38e minute. Contre-attaque foudroyante des 98. Deschamps, le « porteur d'eau » que Platini lui-même avait un jour moqué — il ne rit plus — lance Henry dans la profondeur d'une ouverture géniale. Thierry Henry à pleine vitesse, c'est un TGV avec des crampons. Bossis, pourtant rapide pour son époque, est semé en trois foulées. Henry entre dans la surface, mais Bats,  sorti à sa rencontre avec la vivacité d'un gamin devant la pile de cadeaux sous le sapin, mais son tir croisé frôle le poteau. Le Parc expire.
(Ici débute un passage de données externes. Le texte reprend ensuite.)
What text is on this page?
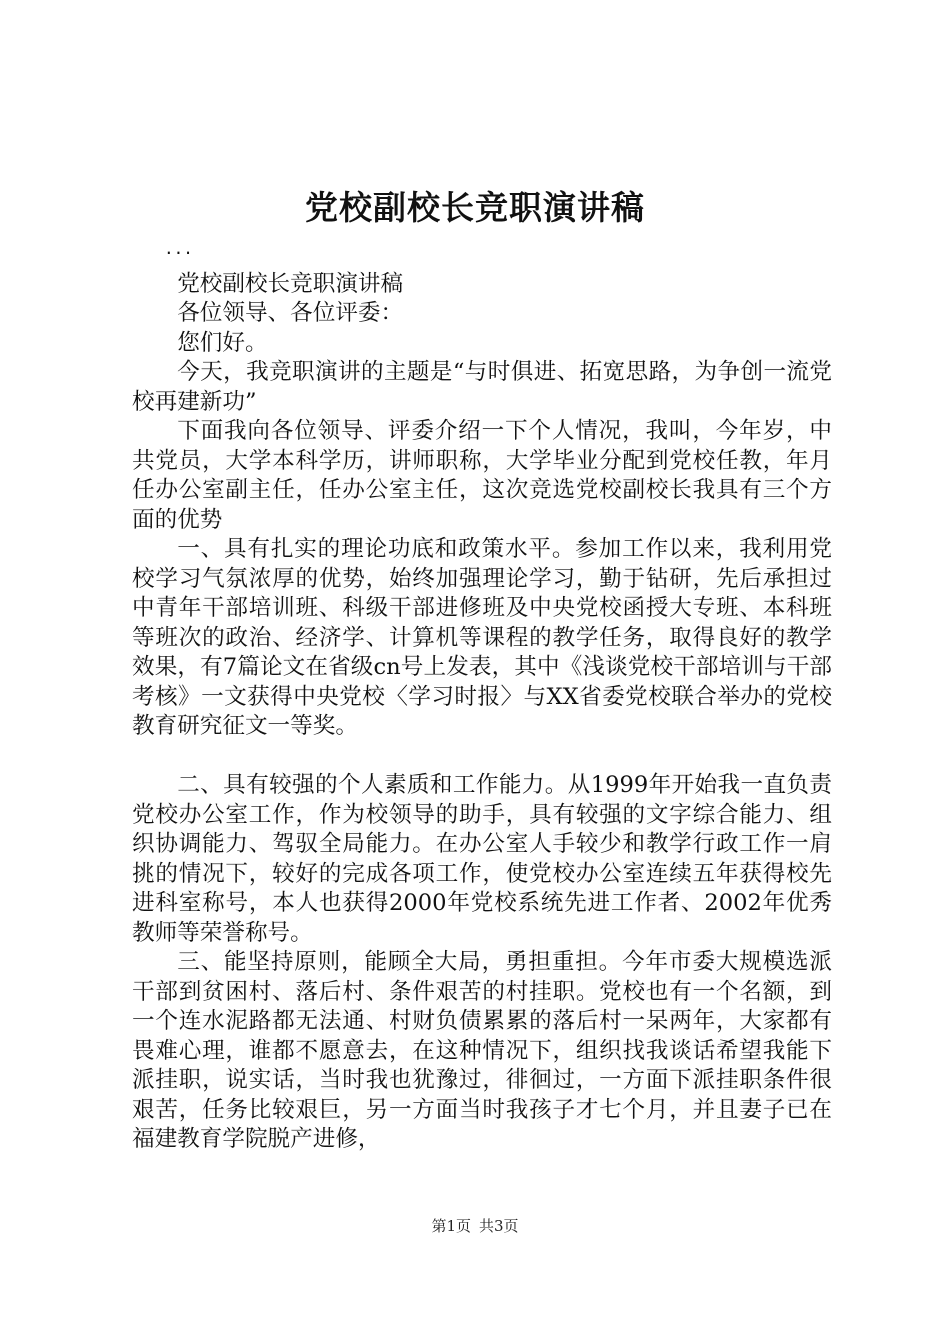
党校副校长竞职演讲稿
...

党校副校长竞职演讲稿

各位领导、各位评委：

您们好。

今天，我竞职演讲的主题是“与时俱进、拓宽思路，为争创一流党校再建新功”

下面我向各位领导、评委介绍一下个人情况，我叫，今年岁，中共党员，大学本科学历，讲师职称，大学毕业分配到党校任教，年月任办公室副主任，任办公室主任，这次竞选党校副校长我具有三个方面的优势

一、具有扎实的理论功底和政策水平。参加工作以来，我利用党校学习气氛浓厚的优势，始终加强理论学习，勤于钻研，先后承担过中青年干部培训班、科级干部进修班及中央党校函授大专班、本科班等班次的政治、经济学、计算机等课程的教学任务，取得良好的教学效果，有7篇论文在省级cn号上发表，其中《浅谈党校干部培训与干部考核》一文获得中央党校〈学习时报〉与XX省委党校联合举办的党校教育研究征文一等奖。

二、具有较强的个人素质和工作能力。从1999年开始我一直负责党校办公室工作，作为校领导的助手，具有较强的文字综合能力、组织协调能力、驾驭全局能力。在办公室人手较少和教学行政工作一肩挑的情况下，较好的完成各项工作，使党校办公室连续五年获得校先进科室称号，本人也获得2000年党校系统先进工作者、2002年优秀教师等荣誉称号。

三、能坚持原则，能顾全大局，勇担重担。今年市委大规模选派干部到贫困村、落后村、条件艰苦的村挂职。党校也有一个名额，到一个连水泥路都无法通、村财负债累累的落后村一呆两年，大家都有畏难心理，谁都不愿意去，在这种情况下，组织找我谈话希望我能下派挂职，说实话，当时我也犹豫过，徘徊过，一方面下派挂职条件很艰苦，任务比较艰巨，另一方面当时我孩子才七个月，并且妻子已在福建教育学院脱产进修，

第1页 共3页
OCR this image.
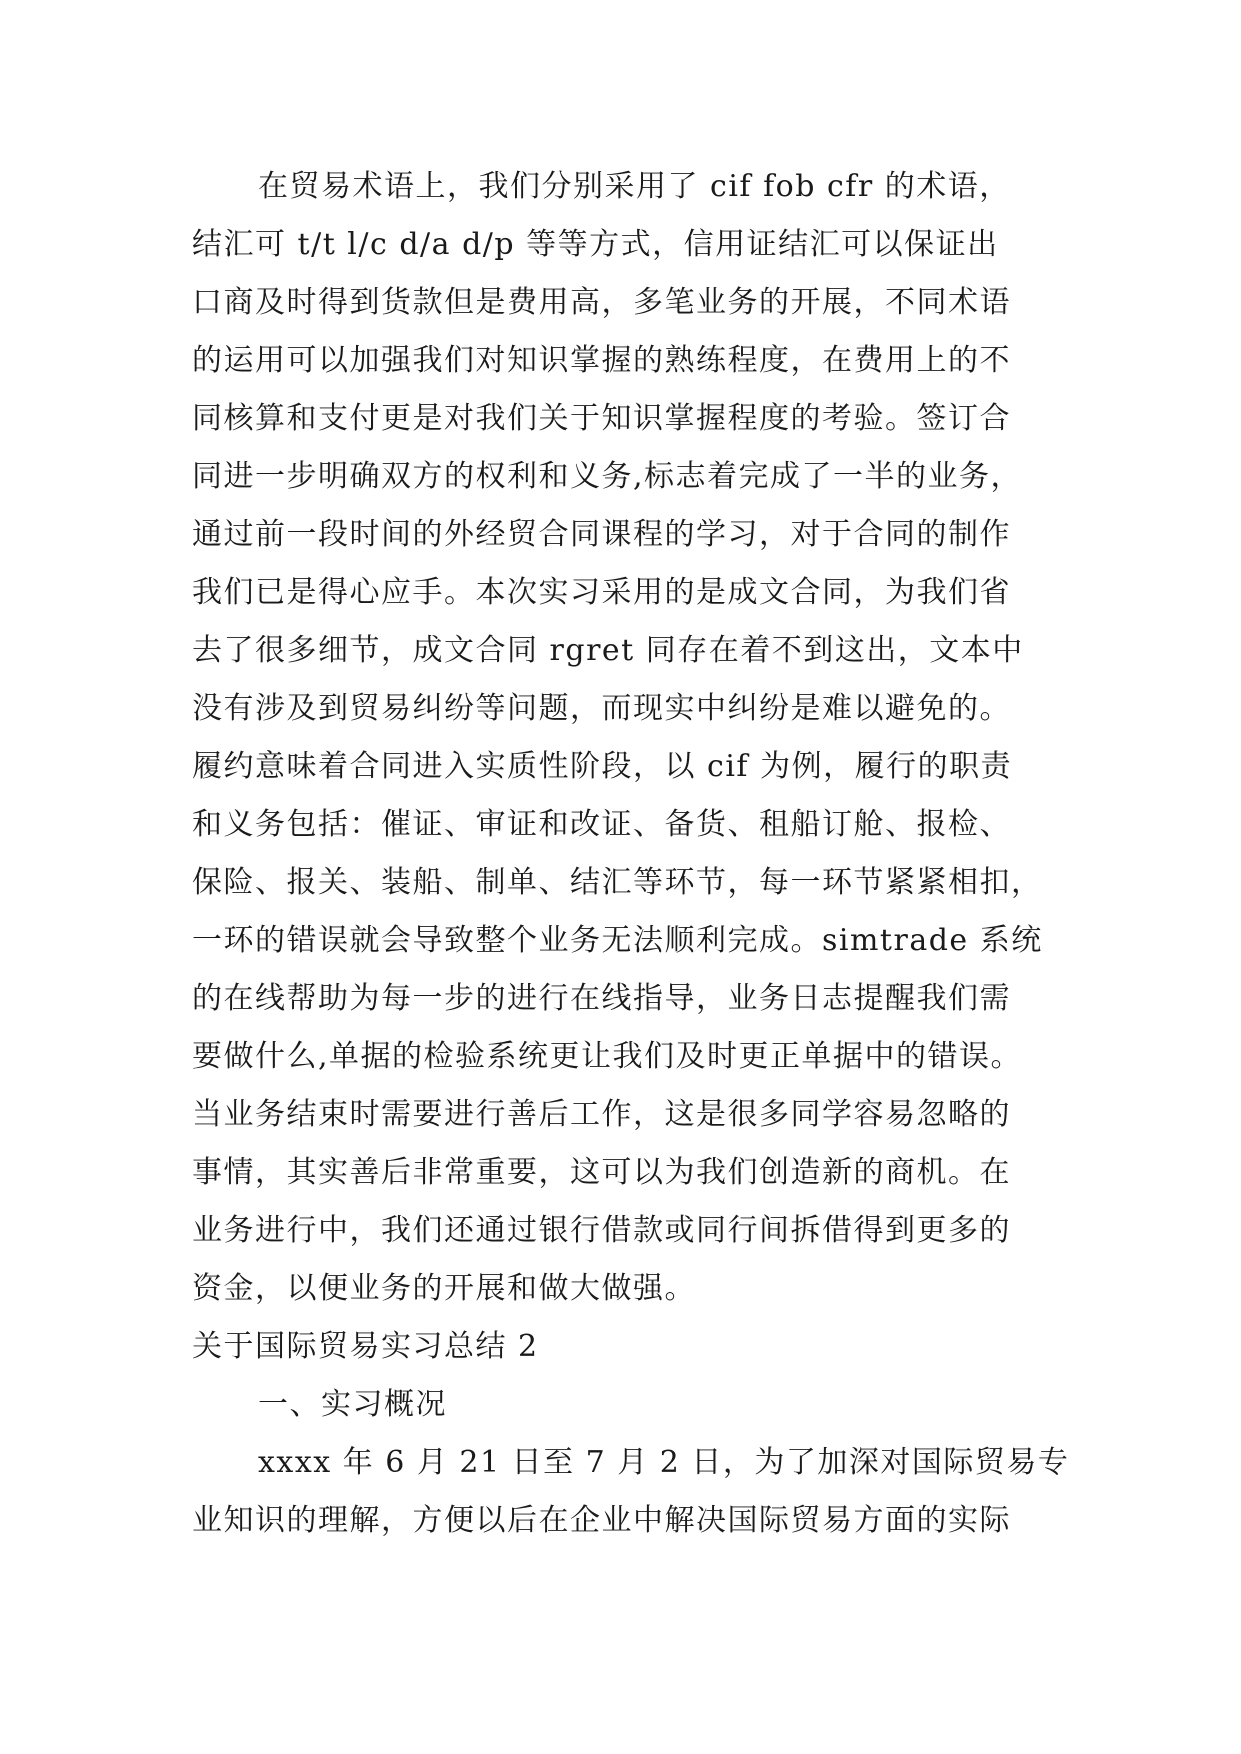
在贸易术语上，我们分别采用了 cif fob cfr 的术语，
结汇可 t/t l/c d/a d/p 等等方式，信用证结汇可以保证出
口商及时得到货款但是费用高，多笔业务的开展，不同术语
的运用可以加强我们对知识掌握的熟练程度，在费用上的不
同核算和支付更是对我们关于知识掌握程度的考验。签订合
同进一步明确双方的权利和义务,标志着完成了一半的业务，
通过前一段时间的外经贸合同课程的学习，对于合同的制作
我们已是得心应手。本次实习采用的是成文合同，为我们省
去了很多细节，成文合同 rgret 同存在着不到这出，文本中
没有涉及到贸易纠纷等问题，而现实中纠纷是难以避免的。
履约意味着合同进入实质性阶段，以 cif 为例，履行的职责
和义务包括：催证、审证和改证、备货、租船订舱、报检、
保险、报关、装船、制单、结汇等环节，每一环节紧紧相扣，
一环的错误就会导致整个业务无法顺利完成。simtrade 系统
的在线帮助为每一步的进行在线指导，业务日志提醒我们需
要做什么,单据的检验系统更让我们及时更正单据中的错误。
当业务结束时需要进行善后工作，这是很多同学容易忽略的
事情，其实善后非常重要，这可以为我们创造新的商机。在
业务进行中，我们还通过银行借款或同行间拆借得到更多的
资金，以便业务的开展和做大做强。
关于国际贸易实习总结 2
一、实习概况
xxxx 年 6 月 21 日至 7 月 2 日，为了加深对国际贸易专
业知识的理解，方便以后在企业中解决国际贸易方面的实际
Mi-temps : 1-1. Dans les vestiaires, Hidalgo reste calme, les mains dans les poches de son costume beige. Il ne donne pas de consignes tactiques — il n'en a jamais vraiment donné. Il dit simplement : « Jouez, les enfants. Jouez. » De l'autre côté du couloir, Jacquet griffonne des schémas sur un tableau blanc, déplace des aimants, répète trois fois le plan de pressing. Deux philosophies. Deux France.


Deuxième mi-temps : le jeu à l'état pur

La supériorité physique des 98 commence à se faire sentir. Giresse accuse le coup. Genghini respire fort. Même Tigana, l'inépuisable, a les traits tirés. La France de Platini joue désormais en apnée, recroquevillée autour de son ballon comme un trésor qu'on refuse de lâcher. Chaque récupération de balle est une victoire, chaque passe réussie un acte de résistance.

Mais le ballon, ils l'ont. Ils l'ont presque toujours.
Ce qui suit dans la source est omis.